BÖLÜM 41 (با یکدیگر)

33.2K 2.1K 466
                                    

Beraber;با یکدیگر

Beraber kelimelesindeki "ber" göğüs demek farsçada. Bir şeyi beraber yapmak, göğüs göğüse yapmak demek dolayısıyla. Etimoloji diyor ki; beraber olduğun şeye dikkat et. Her göğüs her göğse denk değildir zira.

کلمه "ber" در کلمه با هم به زبان فارسی است. انجام کار مشترک به معنای انجام آن از سینه به سینه است. علم شناسی می گوید؛ فکر کن با چه چیزی هستی هر سینه با هر سینه برابر نیست زیرا

Bölüm şarkısı

Neşet Ertaş : Gönül Dağı

Aman ha yok şöyle yok böyle demeyin gerçekten kızarım. Tutulan boynuma rağmen üşenmeyip yazdıysam sizlerde oylarken ve yorumlarken aynı gayreti gösterin lütfen. Büyük bir beklentiyle bölüm bekliyorsunuz. Tatmin olmak sizin de hakkınız. Lakin unutmayın yazanın da canı var onunda özel hayatı var. Bunu düşünerek değerlendirin olur mu canlar.

Öptüm sizleri.

Selametle....

*

"Mustafa?"

Mustafa karısının seslenişiyle ona odaklandı. Ona seslenmiş ama duymamıştı. Ama Mustafa aklındaki sorunun cevabını duymak istiyordu.

"Ezo...bizim bir bebemiz olsun istemez misin?".

Önce duraksadı Ezo. Sonra gözleri ardına kadar açıldı. Daha sonra ise kaskatı kesildi. Kocası neler diyordu böyle. Ağzından çıkanlar olur şey miydi? Sanki çocuğunun olmadığını bilmiyormuş gibi birde istemez misin die soruyordu. Dalga mı geçiyordu birde onunla?.

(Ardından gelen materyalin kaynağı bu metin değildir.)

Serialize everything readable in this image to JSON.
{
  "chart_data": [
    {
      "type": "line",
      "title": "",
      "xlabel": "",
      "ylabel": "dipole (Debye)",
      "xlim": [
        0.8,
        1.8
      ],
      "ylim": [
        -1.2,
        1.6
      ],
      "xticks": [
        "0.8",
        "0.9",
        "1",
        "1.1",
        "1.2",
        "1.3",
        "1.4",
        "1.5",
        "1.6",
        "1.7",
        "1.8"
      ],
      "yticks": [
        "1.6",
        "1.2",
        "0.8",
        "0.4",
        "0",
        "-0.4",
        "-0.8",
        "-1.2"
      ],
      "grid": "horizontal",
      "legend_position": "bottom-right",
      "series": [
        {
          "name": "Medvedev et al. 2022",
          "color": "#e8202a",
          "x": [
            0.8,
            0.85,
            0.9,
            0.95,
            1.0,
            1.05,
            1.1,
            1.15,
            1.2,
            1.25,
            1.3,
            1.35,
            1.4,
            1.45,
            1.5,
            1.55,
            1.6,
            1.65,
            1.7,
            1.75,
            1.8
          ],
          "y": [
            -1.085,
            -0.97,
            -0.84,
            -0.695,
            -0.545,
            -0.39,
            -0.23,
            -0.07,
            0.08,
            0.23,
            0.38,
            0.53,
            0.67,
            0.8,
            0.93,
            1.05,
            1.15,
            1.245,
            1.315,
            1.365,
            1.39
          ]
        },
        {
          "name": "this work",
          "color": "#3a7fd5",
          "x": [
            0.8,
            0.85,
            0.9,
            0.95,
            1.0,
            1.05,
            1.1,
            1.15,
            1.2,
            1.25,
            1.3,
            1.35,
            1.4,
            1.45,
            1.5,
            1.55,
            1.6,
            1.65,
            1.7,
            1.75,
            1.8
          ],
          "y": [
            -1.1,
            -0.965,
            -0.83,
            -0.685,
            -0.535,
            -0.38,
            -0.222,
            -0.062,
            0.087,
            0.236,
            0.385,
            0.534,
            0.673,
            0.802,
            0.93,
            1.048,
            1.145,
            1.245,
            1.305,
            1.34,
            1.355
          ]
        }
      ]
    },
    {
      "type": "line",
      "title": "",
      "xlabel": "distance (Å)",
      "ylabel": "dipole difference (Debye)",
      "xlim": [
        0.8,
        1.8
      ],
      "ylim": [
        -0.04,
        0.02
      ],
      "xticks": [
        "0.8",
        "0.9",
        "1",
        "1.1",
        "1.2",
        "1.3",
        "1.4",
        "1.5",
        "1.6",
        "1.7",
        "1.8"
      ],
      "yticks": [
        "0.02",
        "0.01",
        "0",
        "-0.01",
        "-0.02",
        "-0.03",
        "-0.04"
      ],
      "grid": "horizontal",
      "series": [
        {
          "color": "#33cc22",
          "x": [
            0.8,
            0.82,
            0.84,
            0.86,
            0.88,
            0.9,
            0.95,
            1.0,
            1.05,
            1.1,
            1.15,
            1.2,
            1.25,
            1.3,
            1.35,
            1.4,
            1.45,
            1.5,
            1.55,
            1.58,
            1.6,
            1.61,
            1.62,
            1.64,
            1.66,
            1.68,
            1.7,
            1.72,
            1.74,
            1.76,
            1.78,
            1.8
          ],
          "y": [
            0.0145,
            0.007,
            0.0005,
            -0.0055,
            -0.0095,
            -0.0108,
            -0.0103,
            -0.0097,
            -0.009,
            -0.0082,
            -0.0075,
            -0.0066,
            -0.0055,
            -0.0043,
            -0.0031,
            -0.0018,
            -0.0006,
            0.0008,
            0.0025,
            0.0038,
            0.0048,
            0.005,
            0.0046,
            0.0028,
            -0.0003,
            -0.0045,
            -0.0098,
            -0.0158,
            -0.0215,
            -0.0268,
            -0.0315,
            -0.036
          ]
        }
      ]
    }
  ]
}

"Ezo..." mustafa an be an solan karısının güzel yüzüne telaşla baktı. Ne korkutmuştu onu bu kadar? Her ne kadar eskiyi düşünmek istemese de acaba diyordu... acaba eskiden yaşadığı kötü anılar mı gelmişti gözünün önüne?.

"Iyi misin güvercin?"

Lafın gelişi sorulmuş bur soruydu aslında. Çünkü onun iyi olmadığını kendide görüyordu.

Ezonun suskunluğu üzerine ona yaklaştı. Yüzünü avuçladı. Şefkatle ovdu. Ezonun kendine gelmesiyle kucağına çekti karısını. Kulağına fısıldadı. Tamam sorun yok diyordu sözlerinde. Ama belli ki bir sorun vardı. Daha doğrusu belli ki karısı korkuyordu. Ya hamile kalmaktan ya da kalamamaktan. Peki hangisi daha az korkutucuydu sahi?.

"Istemiyor musun yoksa?"

Ezo başını yasladığı Mustafanin boynundan yavaşça geriye kaydı. Kocasının tedirgin çıkan sesine bir de yüzüne baktı. Istiyor muydu bir bilse? Ya da istemiyorum diye bilse...

"Ben..."

Mustafa karısının aklının karışık olduğu anlamıştı. Kızacağını bilse bile dudağının hemen kenarına onu da kızdırmaktan ufak bir buse kondurdu. Ezo sakinleşti. Kendini artık daha da güvende hissediyordu.

"Neyse... bugün zor bir gündü uyuyalım"

Mustafa karısını kucağından indirip ona gülümsedi. Ardından odadan çıktı. Ezo onun kırıldığını anladı. Belli ki Mustafa büyük bir hevesle sormuştu o soruyu. Ama onun tepkisinin bu olması onu kırmıştı. Ondan da aynı coşkuyu beklediği apaciktı. Beklediği de olmayınca üzülmüştü.

Ardından gitmek neden çekindiğini anlatmak istedi. Ama buna cesareti yoktu. O da anne olmayı istiyordu. Ama geçmişte bu istek için başına gelenlerden sonra korkuyordu. Aynı hayal kırıklığını ne kendine ne de Mustafaya yaşatamazdı.